A strong example is what Surbhi Sarna is doing with Collate, helping shift hours of repetitive documentation into AI-assisted processes, where the human role becomes more focused on review and decision-making rather than manual execution. That said, adoption in clinical care will take longer. One of the biggest challenges is responsibility; who is accountable when AI directly influences patient decisions? There’s also a training-loop and talent development concern, since today’s leaders learned the fundamentals of our complex business segment by doing this work early in our careers. Organisations will need to ensure the next generation still develops and nurtures that same judgment.

You’ve had a career that includes multiple startups and exits. What accomplishment are you most proud of?

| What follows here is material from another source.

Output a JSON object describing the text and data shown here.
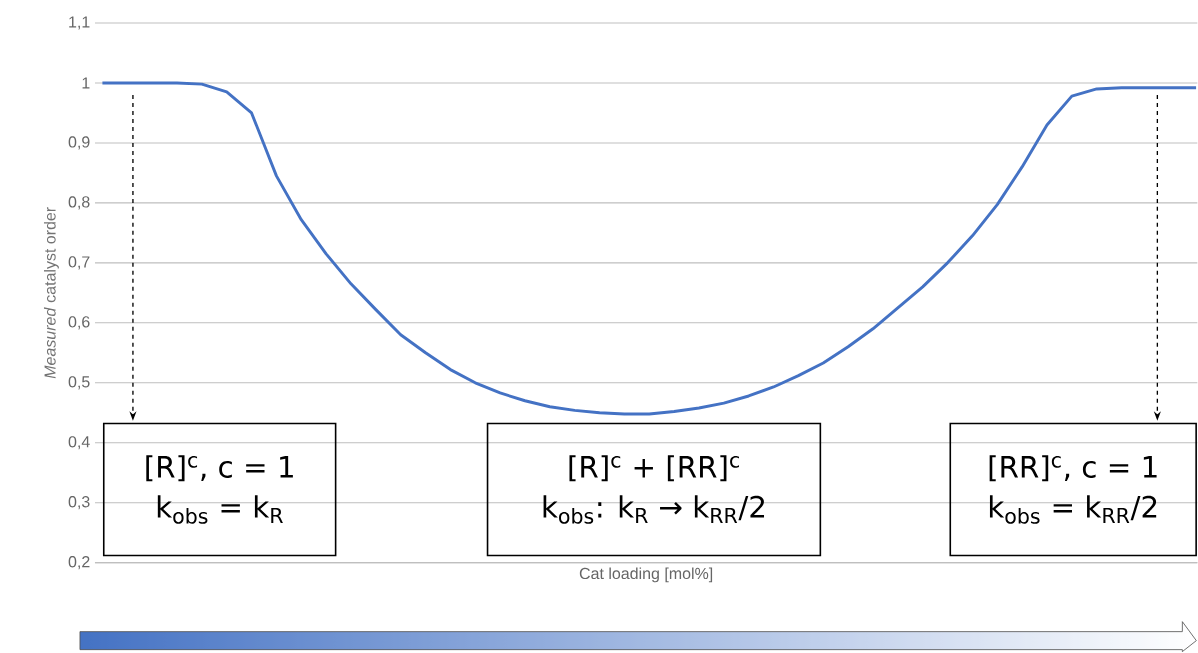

Exits are celebrated, but they can also mark an end of amazing experience building together. One of the experiences I’m most proud of was leading Prescient Surgical. Even though the company ultimately closed, it was a team of high performers who learned and built together for a lasting impact. During difficult transitions including COVID, we worked hard to support each other’s careers, and today many of those team members have gone on to leadership roles across the industry. What stands out most to me isn’t just the technology, it’s the shared mission and culture we created. That’s something I continue to value deeply in every organisation I’m part of.

Outside of MedTech, what keeps you busy?

I spend a lot of time with my kids and coach Little League. I’m also a big baseball fan and enjoy going to SF Giants games. To stay active, I mountain bike and ski when life allows-my “golf course” is any mountain, anywhere.